According to Logitech, the stolen data appears to include limited information about employees, customers, and business partners. The company does not believe highly sensitive details—such as national ID numbers or credit card information—were taken. The attack was carried out through a previously unknown software flaw in a third-party system, which was patched as soon as a fix became available.
The Clop extortion gang has claimed responsibility, saying it stole nearly 1.8 terabytes of data from Logitech. This group is known for exploiting undisclosed software vulnerabilities to steal large amounts of information from organizations around the world. The same type of vulnerability used in this incident has also affected other major organizations, including universities, airlines, and media companies.
Five Plead Guilty in U.S. Scheme That Helped North Korean IT Fraud Operations
The U.S. Department of Justice announced that five people have pleaded guilty to helping North Korea secretly earn money by enabling fraudulent remote IT work at U.S. companies. These individuals allowed overseas North Korean workers to use stolen or borrowed American identities so they could pose as U.S.-based employees, pass hiring checks, and get paid by U.S. firms. In some cases, the defendants even hosted company laptops in their homes and completed drug tests on behalf of the overseas workers.
One of the key participants, Oleksandr Didenko, ran a website that sold stolen identities to foreign IT workers and helped operate “laptop farms,” where U.S.-issued computers were kept so overseas workers could access them remotely. His operation enabled hundreds of fake worker profiles and funneled more than $1.4 million before authorities shut it down. Another defendant, Erick Prince, ran a company that supplied supposedly “certified” IT workers to U.S. businesses, while supporting North Korean workers overseas.
Altogether, these schemes affected over 136 U.S. companies and generated more than $2.2 million for North Korea, money that authorities say helps support the country’s weapons programs. In related actions, the U.S. government also moved to seize more than $15 million in cryptocurrency stolen by a North Korean hacking group involved in global cyber thefts. These efforts are part of a broader push to disrupt North Korea’s long-running strategy of using fake remote workers and cybercrime to evade sanctions and fund its government programs.
Google Sues to Shut Down Massive Global Phishing Service “Lighthouse”
Google has filed a major lawsuit against more than two dozen unknown individuals behind “Lighthouse,” a powerful phishing service based in China. This service helps scammers impersonate trusted companies—like postal services, toll agencies, banks, and online stores—and trick people worldwide into giving up their credit card information. Google says Lighthouse has already harmed more than one million victims in over 120 countries.

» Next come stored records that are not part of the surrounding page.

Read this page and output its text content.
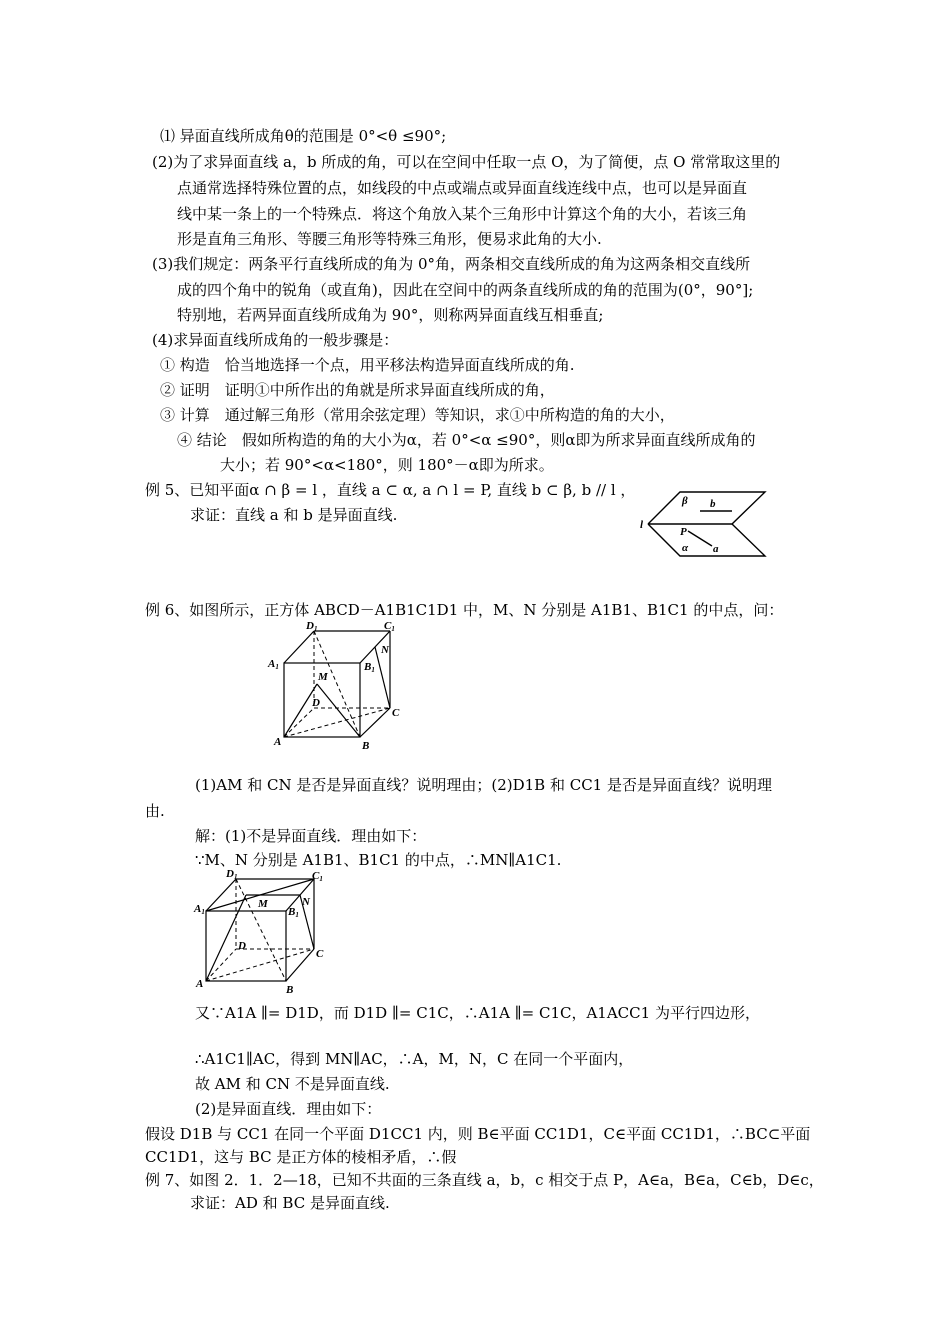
⑴ 异面直线所成角θ的范围是 0°<θ ≤90°;
(2)为了求异面直线 a，b 所成的角，可以在空间中任取一点 O，为了简便，点 O 常常取这里的
点通常选择特殊位置的点，如线段的中点或端点或异面直线连线中点，也可以是异面直
线中某一条上的一个特殊点．将这个角放入某个三角形中计算这个角的大小，若该三角
形是直角三角形、等腰三角形等特殊三角形，便易求此角的大小.
(3)我们规定：两条平行直线所成的角为 0°角，两条相交直线所成的角为这两条相交直线所
成的四个角中的锐角（或直角)，因此在空间中的两条直线所成的角的范围为(0°，90°];
特别地，若两异面直线所成角为 90°，则称两异面直线互相垂直;
(4)求异面直线所成角的一般步骤是：
① 构造　恰当地选择一个点，用平移法构造异面直线所成的角.
② 证明　证明①中所作出的角就是所求异面直线所成的角，
③ 计算　通过解三角形（常用余弦定理）等知识，求①中所构造的角的大小，
④ 结论　假如所构造的角的大小为α，若 0°<α ≤90°，则α即为所求异面直线所成角的
大小；若 90°<α<180°，则 180°－α即为所求。
例 5、已知平面α ∩ β = l ，直线 a ⊂ α, a ∩ l = P, 直线 b ⊂ β, b // l ，
求证：直线 a 和 b 是异面直线.
β b
l
P
a
α
例 6、如图所示，正方体 ABCD－A1B1C1D1 中，M、N 分别是 A1B1、B1C1 的中点，问：
D1	C1
A1	B1
N
M
D
C
A	B
(1)AM 和 CN 是否是异面直线？说明理由；(2)D1B 和 CC1 是否是异面直线？说明理
由.
解：(1)不是异面直线．理由如下：
∵M、N 分别是 A1B1、B1C1 的中点，∴MN∥A1C1.
D1	C1
A1	B1
N
M
D
C
A	B
又∵A1A ∥= D1D，而 D1D ∥= C1C，∴A1A ∥= C1C，A1ACC1 为平行四边形，
∴A1C1∥AC，得到 MN∥AC，∴A，M，N，C 在同一个平面内，
故 AM 和 CN 不是异面直线.
(2)是异面直线．理由如下：
假设 D1B 与 CC1 在同一个平面 D1CC1 内，则 B∈平面 CC1D1，C∈平面 CC1D1，∴BC⊂平面
CC1D1，这与 BC 是正方体的棱相矛盾，∴假
例 7、如图 2．1．2—18，已知不共面的三条直线 a，b，c 相交于点 P，A∈a，B∈a，C∈b，D∈c，
求证：AD 和 BC 是异面直线.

Lighthouse is part of a larger criminal network known as the “Smishing Triad,” which sends millions of fake text messages designed to lure people to convincing phishing websites. Once a victim enters their payment information, the scammers immediately try to link that card to a mobile wallet—such as Apple Pay or Google Wallet—on a device they control. With that link in place, criminals can make fraudulent purchases, sometimes days later, without the victim realizing what happened.
Google’s lawsuit aims not only to stop Lighthouse, but also to identify the people running it and disrupt the broader phishing-as-a-service ecosystem. Researchers say the operation is large and well-organized, involving developers, spammers, data suppliers, and fraud specialists. While the legal action may temporarily slow the group down, experts believe the market is so profitable that Lighthouse operators are likely to rebrand or rebuild rather than shut down permanently.